Lightweight digital computers permit the system to eliminate the gimbals, creating strapdown system, and are called so because their sensors are simply strapped to the vehicle. In a strapdown inertial navigation system the accelerometers are rigidly mounted parallel to the body axes of the vehicle. In this type of system, the gyroscopes do not provide a stable platform. Rather, they are used to sense the turning rates of the craft. The computer determine the craft’s current velocity and position with the help of double numerical integration, combining the measured accelerations and the instantaneous turning rates and guide it along the desired trajectory.
This reduces the cost, eliminates gimbal lock, removes the need for some calibrations, and increases the reliability by eliminating some of the moving parts.
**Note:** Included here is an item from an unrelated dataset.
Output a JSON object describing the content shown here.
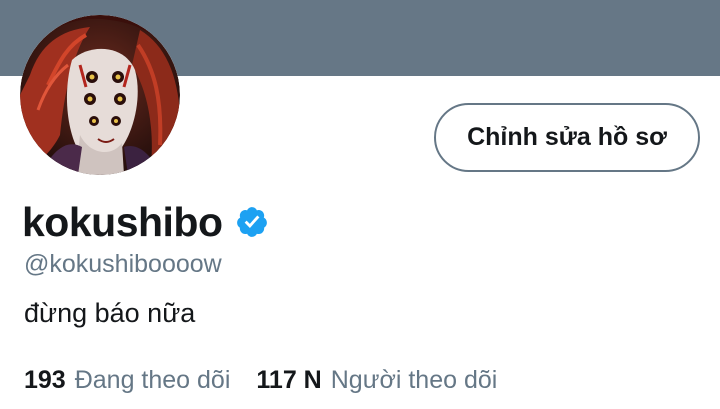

In other way we can understand the function of a strapdown system as :
A strapdown Inertial navigation system (INU) move with the body. Their gyros experiences and measures the same changes in angular rate as the body in motion. The strapdown INU’s accelerometers measure changes in linear rate in terms of the body’s fixed axes. The system body’s fixed axes are a moving frame of reference as it is opposed to the constant inertial frame of reference. Whereas, The navigation computer uses the gyro’s angular information and the accelerometer’s linear information to calculate the body’s motion with respect to an inertial frame of reference.
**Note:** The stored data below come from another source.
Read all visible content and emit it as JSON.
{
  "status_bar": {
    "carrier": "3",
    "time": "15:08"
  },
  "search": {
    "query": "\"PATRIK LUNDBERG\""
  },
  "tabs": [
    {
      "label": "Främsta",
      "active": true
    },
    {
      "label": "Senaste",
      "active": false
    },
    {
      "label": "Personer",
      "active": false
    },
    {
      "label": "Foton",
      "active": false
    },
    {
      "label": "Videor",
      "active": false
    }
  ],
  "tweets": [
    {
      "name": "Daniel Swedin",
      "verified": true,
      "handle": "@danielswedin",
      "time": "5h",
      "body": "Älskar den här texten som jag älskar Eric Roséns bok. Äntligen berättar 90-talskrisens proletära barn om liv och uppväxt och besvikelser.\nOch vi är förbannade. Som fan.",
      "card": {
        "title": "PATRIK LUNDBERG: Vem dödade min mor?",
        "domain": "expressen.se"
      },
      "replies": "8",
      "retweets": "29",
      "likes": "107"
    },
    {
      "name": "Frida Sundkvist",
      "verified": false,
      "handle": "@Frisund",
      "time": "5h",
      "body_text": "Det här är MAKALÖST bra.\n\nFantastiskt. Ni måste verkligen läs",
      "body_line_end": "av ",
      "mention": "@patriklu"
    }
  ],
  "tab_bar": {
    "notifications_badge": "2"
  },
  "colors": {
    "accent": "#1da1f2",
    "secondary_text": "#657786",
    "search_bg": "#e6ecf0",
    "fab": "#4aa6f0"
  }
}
A strapdown system has a dynamic measurement range, several hundred times than a gimbaled system. That is, it must integrate the vehicle’s attitude changes in pitch, roll and yaw, as well as gross movements. Gimbaled systems could usually update at rate of 50 to 60 updates per second. However, strapdown systems normally update about 2000 times per second. The higher rate is needed to keep the maximum angular measurement within a practical range for real rate gyros i.e. about 4 milli radians.